Прихлебывая травный настой, приготовленный супругой, Кузин описывал горькие пилюли, что глотал его герой, пригвожденный к койке. Кузин потягивал отвар — действительно, горьковато, — и описание чувств профессора Голубкова, пьющего свою лекарственную цикуту, выходило само собой. Важно пережить то, что описываешь, горечь и боль невозможно имитировать, их надо действительно испытать. Некоторые места удавались настолько, что профессор откладывал перо и отдавался переживаниям. Да, говорил он себе, так и есть. Как же верно, как же больно. Профессор Голубков в его рассказе умирал, не оцененный по заслугам, в унизительной нищете. Ибо что как не нищета — будем называть вещи своими именами! — есть копеечная зарплата русского профессора. Работаешь на трех работах, и всего-то набегает тысячи три долларов, редко четыре — это что, деньги, спрошу я вас, это — деньги?
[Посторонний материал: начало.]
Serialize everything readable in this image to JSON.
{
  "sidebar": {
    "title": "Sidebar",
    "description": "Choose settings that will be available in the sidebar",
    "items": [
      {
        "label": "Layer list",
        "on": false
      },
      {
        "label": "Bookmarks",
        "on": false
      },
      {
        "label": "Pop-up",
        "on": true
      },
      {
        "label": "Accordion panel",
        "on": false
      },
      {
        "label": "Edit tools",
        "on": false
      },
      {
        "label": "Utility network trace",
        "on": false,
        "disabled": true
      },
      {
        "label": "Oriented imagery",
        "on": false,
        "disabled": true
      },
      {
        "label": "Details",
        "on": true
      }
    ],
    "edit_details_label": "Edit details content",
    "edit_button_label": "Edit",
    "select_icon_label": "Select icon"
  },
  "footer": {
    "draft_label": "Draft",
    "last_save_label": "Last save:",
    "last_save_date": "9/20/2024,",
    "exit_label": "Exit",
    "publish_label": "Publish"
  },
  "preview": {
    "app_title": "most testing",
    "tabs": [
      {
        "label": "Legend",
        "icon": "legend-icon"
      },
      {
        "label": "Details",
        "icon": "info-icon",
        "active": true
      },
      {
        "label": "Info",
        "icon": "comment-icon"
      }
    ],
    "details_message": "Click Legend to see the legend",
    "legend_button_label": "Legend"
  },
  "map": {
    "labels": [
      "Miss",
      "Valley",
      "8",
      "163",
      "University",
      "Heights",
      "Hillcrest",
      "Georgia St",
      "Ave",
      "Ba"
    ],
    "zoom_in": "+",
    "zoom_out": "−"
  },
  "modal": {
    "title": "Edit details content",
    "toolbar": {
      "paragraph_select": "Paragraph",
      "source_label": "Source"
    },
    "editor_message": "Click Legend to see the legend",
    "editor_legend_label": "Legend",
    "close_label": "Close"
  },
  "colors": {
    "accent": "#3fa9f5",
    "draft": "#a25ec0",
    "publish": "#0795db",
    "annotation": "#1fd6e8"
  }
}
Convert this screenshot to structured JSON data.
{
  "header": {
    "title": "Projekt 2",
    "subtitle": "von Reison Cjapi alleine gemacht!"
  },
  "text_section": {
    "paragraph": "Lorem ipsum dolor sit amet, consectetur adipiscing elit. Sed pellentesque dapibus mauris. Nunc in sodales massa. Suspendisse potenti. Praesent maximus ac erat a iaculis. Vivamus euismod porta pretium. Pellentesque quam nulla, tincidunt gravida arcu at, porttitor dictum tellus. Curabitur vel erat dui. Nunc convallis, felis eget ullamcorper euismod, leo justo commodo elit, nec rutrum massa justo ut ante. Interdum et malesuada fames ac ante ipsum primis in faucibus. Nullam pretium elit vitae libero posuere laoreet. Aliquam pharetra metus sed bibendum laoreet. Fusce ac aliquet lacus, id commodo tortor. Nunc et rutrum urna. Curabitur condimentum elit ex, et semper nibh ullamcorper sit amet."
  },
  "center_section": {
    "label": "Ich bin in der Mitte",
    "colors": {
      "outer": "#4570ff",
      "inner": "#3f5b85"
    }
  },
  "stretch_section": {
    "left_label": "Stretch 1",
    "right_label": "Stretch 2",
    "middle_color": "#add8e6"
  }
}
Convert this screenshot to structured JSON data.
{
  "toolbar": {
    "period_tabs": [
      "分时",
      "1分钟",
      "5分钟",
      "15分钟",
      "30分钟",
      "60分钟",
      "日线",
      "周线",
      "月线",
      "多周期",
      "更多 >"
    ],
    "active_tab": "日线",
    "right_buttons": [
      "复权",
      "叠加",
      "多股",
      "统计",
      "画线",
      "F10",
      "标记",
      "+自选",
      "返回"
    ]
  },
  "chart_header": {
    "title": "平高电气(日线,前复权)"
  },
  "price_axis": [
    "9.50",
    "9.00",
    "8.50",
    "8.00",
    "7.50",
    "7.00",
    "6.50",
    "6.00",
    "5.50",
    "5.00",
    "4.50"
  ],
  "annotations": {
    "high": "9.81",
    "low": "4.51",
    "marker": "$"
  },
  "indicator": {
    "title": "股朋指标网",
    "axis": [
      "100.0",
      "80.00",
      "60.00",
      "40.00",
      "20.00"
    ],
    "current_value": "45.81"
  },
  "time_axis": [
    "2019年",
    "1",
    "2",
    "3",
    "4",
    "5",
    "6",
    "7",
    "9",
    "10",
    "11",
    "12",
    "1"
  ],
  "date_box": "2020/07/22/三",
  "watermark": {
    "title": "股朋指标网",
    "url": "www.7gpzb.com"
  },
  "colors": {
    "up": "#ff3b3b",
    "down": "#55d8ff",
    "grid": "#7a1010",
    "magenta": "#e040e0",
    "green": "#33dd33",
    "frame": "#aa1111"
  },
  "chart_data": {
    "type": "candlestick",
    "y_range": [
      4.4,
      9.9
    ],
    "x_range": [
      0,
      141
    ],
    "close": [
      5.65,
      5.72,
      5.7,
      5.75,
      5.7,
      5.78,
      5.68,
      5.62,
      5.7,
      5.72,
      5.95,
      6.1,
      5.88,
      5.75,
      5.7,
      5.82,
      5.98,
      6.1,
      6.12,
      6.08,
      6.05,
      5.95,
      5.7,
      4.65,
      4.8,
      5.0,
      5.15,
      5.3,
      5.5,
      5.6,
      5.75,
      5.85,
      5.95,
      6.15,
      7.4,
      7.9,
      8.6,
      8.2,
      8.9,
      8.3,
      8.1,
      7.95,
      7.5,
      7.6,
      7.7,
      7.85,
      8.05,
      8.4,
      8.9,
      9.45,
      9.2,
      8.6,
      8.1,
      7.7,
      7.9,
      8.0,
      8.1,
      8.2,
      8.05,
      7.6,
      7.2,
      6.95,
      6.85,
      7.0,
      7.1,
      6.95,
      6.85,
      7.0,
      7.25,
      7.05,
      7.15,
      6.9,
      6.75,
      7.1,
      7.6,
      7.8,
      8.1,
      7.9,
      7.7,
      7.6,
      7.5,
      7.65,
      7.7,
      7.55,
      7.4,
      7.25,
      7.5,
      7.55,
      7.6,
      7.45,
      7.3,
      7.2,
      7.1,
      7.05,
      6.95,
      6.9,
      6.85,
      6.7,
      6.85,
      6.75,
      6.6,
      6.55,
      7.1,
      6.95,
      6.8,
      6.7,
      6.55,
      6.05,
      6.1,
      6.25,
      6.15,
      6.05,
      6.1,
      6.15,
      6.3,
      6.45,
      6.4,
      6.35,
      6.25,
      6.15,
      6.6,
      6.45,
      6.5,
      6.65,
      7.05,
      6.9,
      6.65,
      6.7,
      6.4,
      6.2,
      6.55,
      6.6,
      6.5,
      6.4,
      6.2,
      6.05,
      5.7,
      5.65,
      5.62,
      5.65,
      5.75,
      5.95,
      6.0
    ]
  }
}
Борис Кузин, который в жизни обходился малым и был чужд стяжательства, оценивал бытие своего героя объективно — с некоторой досадой, но без слез, принимал Голубков свою судьбу. Профессор был необходим обществу — его не слушали. В сущности, Голубков хотел простых вещей. Он хотел цивилизации, демократии и комфорта. Империя Российская должна восстать из руин, оставленных большевиками, но тяжелое наследие Московского царства мешает новопетровским реформам. Профессор Голубков восклицал (в споре с оппонентами): «Что же предпочесть? Жизнь обеспеченную, в свободном государстве, или жизнь раба?» И противники терялись, не знали, что ответить, ведь все их привычки коренились именно в московском бесправии, а заглянуть глубже — так и в монгольском иге. Так повелось в этой юдоли слез, что зависим мы от темного прошлого, а светлого нового страшимся. Даже близкие не ценили Голубкова по заслугам. Что говорить о начальстве?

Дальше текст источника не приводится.